The Nigerian Ports Authority is being investigated by the Public Accounts Committee of the House of Representatives.
The committee is also investigating PTOL for allegedly using an exchange rate different from the official one approved by the Central Bank of Nigeria in calculating revenue accruing to the government.
The Office of the Auditor General for the Federation raised the issues in an audit query in the annual report presented to the National Assembly.
The Managing Director of the NPA, Mohammed Bello-Koko, had in a submission to the committee, alleged that one of the port operators in charge of the Port Harcourt port in Rivers State and PTOL used their exchange rates in calculating revenue.

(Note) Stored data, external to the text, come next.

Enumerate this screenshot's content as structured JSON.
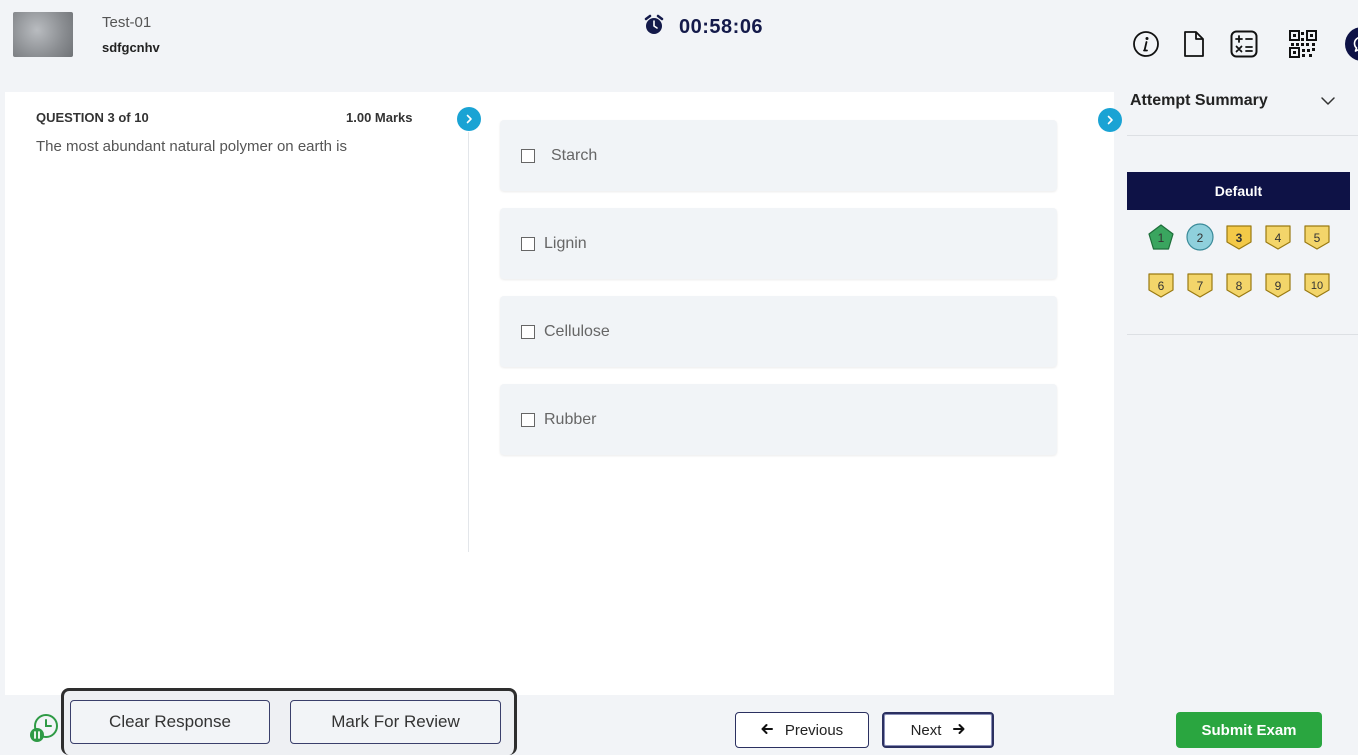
{
  "header": {
    "exam_title": "Test-01",
    "user_name": "sdfgcnhv",
    "timer": "00:58:06",
    "icons": [
      "info-icon",
      "document-icon",
      "calculator-icon",
      "qr-code-icon",
      "chat-icon"
    ]
  },
  "question": {
    "number_label": "QUESTION 3 of 10",
    "marks": "1.00 Marks",
    "text": "The most abundant natural polymer on earth is",
    "options": [
      {
        "label": "Starch"
      },
      {
        "label": "Lignin"
      },
      {
        "label": "Cellulose"
      },
      {
        "label": "Rubber"
      }
    ]
  },
  "sidebar": {
    "title": "Attempt Summary",
    "section": "Default",
    "palette": [
      {
        "label": "1",
        "status": "answered",
        "color": "#3aa55f"
      },
      {
        "label": "2",
        "status": "not-answered",
        "color": "#8fd0dc"
      },
      {
        "label": "3",
        "status": "current",
        "color": "#f3c948"
      },
      {
        "label": "4",
        "status": "not-visited",
        "color": "#f3d56a"
      },
      {
        "label": "5",
        "status": "not-visited",
        "color": "#f3d56a"
      },
      {
        "label": "6",
        "status": "not-visited",
        "color": "#f3d56a"
      },
      {
        "label": "7",
        "status": "not-visited",
        "color": "#f3d56a"
      },
      {
        "label": "8",
        "status": "not-visited",
        "color": "#f3d56a"
      },
      {
        "label": "9",
        "status": "not-visited",
        "color": "#f3d56a"
      },
      {
        "label": "10",
        "status": "not-visited",
        "color": "#f3d56a"
      }
    ]
  },
  "footer": {
    "clear_label": "Clear Response",
    "review_label": "Mark For Review",
    "previous_label": "Previous",
    "next_label": "Next",
    "submit_label": "Submit Exam"
  },
  "colors": {
    "accent": "#0e1246",
    "submit": "#2aa640",
    "expand": "#1aa3d4"
  }
}
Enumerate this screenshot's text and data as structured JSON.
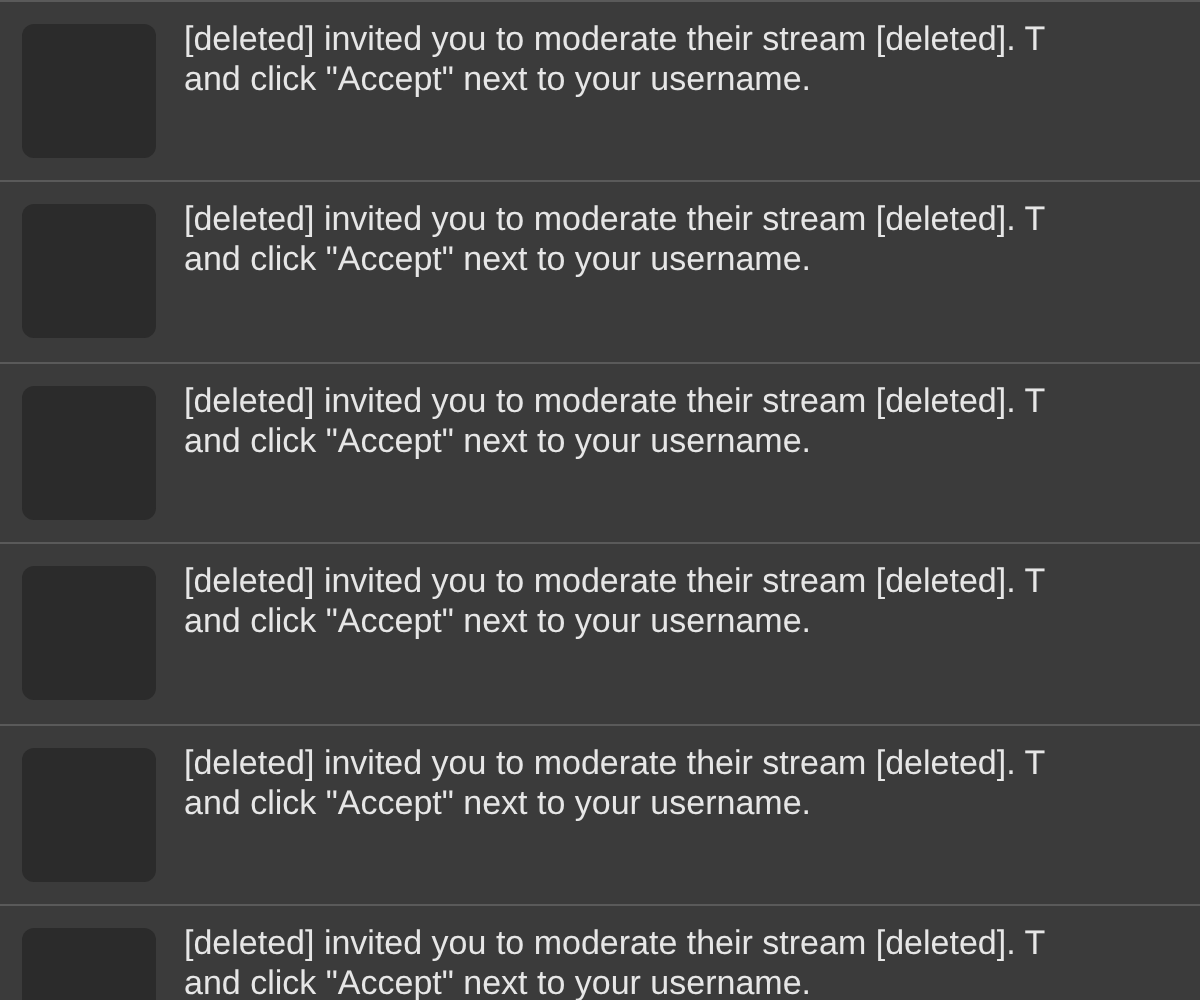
{
  "notifications": [
    {
      "line_1": "[deleted] invited you to moderate their stream [deleted]. T",
      "line_2": "and click \"Accept\" next to your username."
    },
    {
      "line_1": "[deleted] invited you to moderate their stream [deleted]. T",
      "line_2": "and click \"Accept\" next to your username."
    },
    {
      "line_1": "[deleted] invited you to moderate their stream [deleted]. T",
      "line_2": "and click \"Accept\" next to your username."
    },
    {
      "line_1": "[deleted] invited you to moderate their stream [deleted]. T",
      "line_2": "and click \"Accept\" next to your username."
    },
    {
      "line_1": "[deleted] invited you to moderate their stream [deleted]. T",
      "line_2": "and click \"Accept\" next to your username."
    },
    {
      "line_1": "[deleted] invited you to moderate their stream [deleted]. T",
      "line_2": "and click \"Accept\" next to your username."
    }
  ]
}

Bello-Koko said PTOL used N116 to the dollar at a time when the official exchange rate was fixed at N305 to the dollar by the CBN in 2016.
The written presentation by the NPA, dated July 27, 2022, was in response to a letter from the committee.
According to the NPA, even while using another exchange rate of N151 agreed to after reconciliation, the terminal operator was still indebted to the government to the tune of $68.473m as of October 13, 2021.
The OAuGF had indicted the firm for not paying its lease and throughput fees to the government as and when due.
However, the company counter-claimed that contrary to the query, it had been remitting its lease and throughput fees to the NPA as and when due.
A supporting document submitted by the NPA to the committee tabulated the payments made by two concessionaires (BUA and PTOL) on lease and throughput fees between 2006 and June 2022. The table, however, showed a disparity in the figures owed to the government by the company.
While the document said PTOL was given a bill of $11,333,333.31 and it paid $3,333,333.31 in 2008, the outstanding balance put against the firm was $17,194,444.67 instead of $8m.
Similarly, the bill given to the company for its operation at the Rivers Port Complex in 2019 stood at $10,080,000. However, while the document indicated that the firm paid $3m outstanding, the balance against it was put at $102,714,749.66, a figure far above the bill given to it as its lease fees.